Torso M., Bozzali M., Cercignani M., Jenkinson M., Chance SA.
Fronto-temporal dementia (FTD) is a common type of presenile dementia, characterized by a heterogeneous clinical presentation that includes three main subtypes: behavioural-variant FTD, non-fluent/agrammatic variant primary progressive aphasia and semantic variant PPA. To better understand the FTD subtypes and develop more specific treatments, correct diagnosis is essential.
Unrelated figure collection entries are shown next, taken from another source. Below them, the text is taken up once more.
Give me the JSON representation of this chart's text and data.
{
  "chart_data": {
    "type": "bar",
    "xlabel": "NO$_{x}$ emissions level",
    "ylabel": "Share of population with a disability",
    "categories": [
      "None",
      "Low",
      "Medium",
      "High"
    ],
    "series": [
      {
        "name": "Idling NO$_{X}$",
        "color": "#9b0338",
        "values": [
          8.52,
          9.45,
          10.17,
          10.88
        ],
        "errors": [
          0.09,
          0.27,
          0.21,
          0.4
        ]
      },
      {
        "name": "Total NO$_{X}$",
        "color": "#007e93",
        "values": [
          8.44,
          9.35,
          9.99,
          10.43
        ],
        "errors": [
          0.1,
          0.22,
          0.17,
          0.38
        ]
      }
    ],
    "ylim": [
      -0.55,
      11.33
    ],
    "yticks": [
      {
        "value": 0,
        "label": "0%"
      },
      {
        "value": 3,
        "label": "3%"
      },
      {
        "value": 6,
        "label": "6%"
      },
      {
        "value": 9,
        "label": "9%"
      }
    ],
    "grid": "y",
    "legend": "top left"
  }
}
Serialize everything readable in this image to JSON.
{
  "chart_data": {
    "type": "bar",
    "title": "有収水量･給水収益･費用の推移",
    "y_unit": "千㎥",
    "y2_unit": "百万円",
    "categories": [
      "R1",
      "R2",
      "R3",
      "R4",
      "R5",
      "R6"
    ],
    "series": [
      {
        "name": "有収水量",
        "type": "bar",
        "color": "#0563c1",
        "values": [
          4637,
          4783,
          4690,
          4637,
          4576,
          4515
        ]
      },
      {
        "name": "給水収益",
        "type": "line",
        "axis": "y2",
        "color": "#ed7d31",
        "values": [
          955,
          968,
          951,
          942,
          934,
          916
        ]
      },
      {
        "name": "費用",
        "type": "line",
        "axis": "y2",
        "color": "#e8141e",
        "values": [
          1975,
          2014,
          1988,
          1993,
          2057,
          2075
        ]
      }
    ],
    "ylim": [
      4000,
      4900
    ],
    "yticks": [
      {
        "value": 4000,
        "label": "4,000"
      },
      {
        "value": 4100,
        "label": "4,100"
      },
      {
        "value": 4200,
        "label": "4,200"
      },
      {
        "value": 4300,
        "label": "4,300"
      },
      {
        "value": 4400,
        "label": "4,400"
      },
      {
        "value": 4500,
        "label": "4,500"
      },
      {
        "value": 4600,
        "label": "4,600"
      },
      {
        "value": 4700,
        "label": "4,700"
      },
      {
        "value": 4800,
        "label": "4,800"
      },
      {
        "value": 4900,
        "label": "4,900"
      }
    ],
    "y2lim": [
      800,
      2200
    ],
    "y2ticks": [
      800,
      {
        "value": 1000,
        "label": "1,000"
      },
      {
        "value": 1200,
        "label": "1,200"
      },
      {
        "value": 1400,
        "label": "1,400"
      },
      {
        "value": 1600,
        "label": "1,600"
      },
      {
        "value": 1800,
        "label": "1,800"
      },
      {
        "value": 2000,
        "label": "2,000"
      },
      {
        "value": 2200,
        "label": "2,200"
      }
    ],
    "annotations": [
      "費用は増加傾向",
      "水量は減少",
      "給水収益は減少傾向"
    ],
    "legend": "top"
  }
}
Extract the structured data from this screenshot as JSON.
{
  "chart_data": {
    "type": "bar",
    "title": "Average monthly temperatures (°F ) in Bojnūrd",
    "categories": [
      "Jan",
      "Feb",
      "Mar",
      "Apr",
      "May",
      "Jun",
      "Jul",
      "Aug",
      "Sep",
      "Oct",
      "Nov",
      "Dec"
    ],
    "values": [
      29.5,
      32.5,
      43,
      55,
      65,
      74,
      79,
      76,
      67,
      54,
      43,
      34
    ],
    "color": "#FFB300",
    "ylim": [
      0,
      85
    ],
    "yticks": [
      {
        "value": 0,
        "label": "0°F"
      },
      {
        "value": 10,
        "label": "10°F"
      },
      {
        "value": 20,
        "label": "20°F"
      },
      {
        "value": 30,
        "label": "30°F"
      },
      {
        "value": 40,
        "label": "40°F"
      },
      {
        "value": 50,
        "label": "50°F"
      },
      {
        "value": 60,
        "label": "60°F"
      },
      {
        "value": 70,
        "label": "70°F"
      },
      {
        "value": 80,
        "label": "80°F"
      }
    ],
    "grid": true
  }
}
This study aimed to test the discrimination power of a novel set of cortical Diffusion Tensor Imaging measures (DTI), on FTD subtypes. A total of 96 subjects with FTD and 84 healthy subjects (HS) were included in the study. A "selection cohort" was used to determine the set of features (measurements) and to use them to select the "best" machine learning classifier from a range of seven main models. The selected classifier was trained on a "training cohort" and tested on a third cohort ("test cohort"). The classifier was used to assess the classification power for binary (HS vs. FTD), and multiclass (HS and FTD subtypes) classification problems. In the binary classification, one of the new DTI features obtained the highest accuracy (85%) as a single feature, and when it was combined with other DTI features and two other common clinical measures (grey matter fraction and MMSE), obtained an accuracy of 88%. The new DTI features can distinguish between HS and FTD subgroups with an accuracy of 76%. These results suggest that DTI measures could support differential diagnosis in a clinical setting, potentially improve efficacy of new innovative drug treatments through effective patient selection, stratification and measurement of outcomes.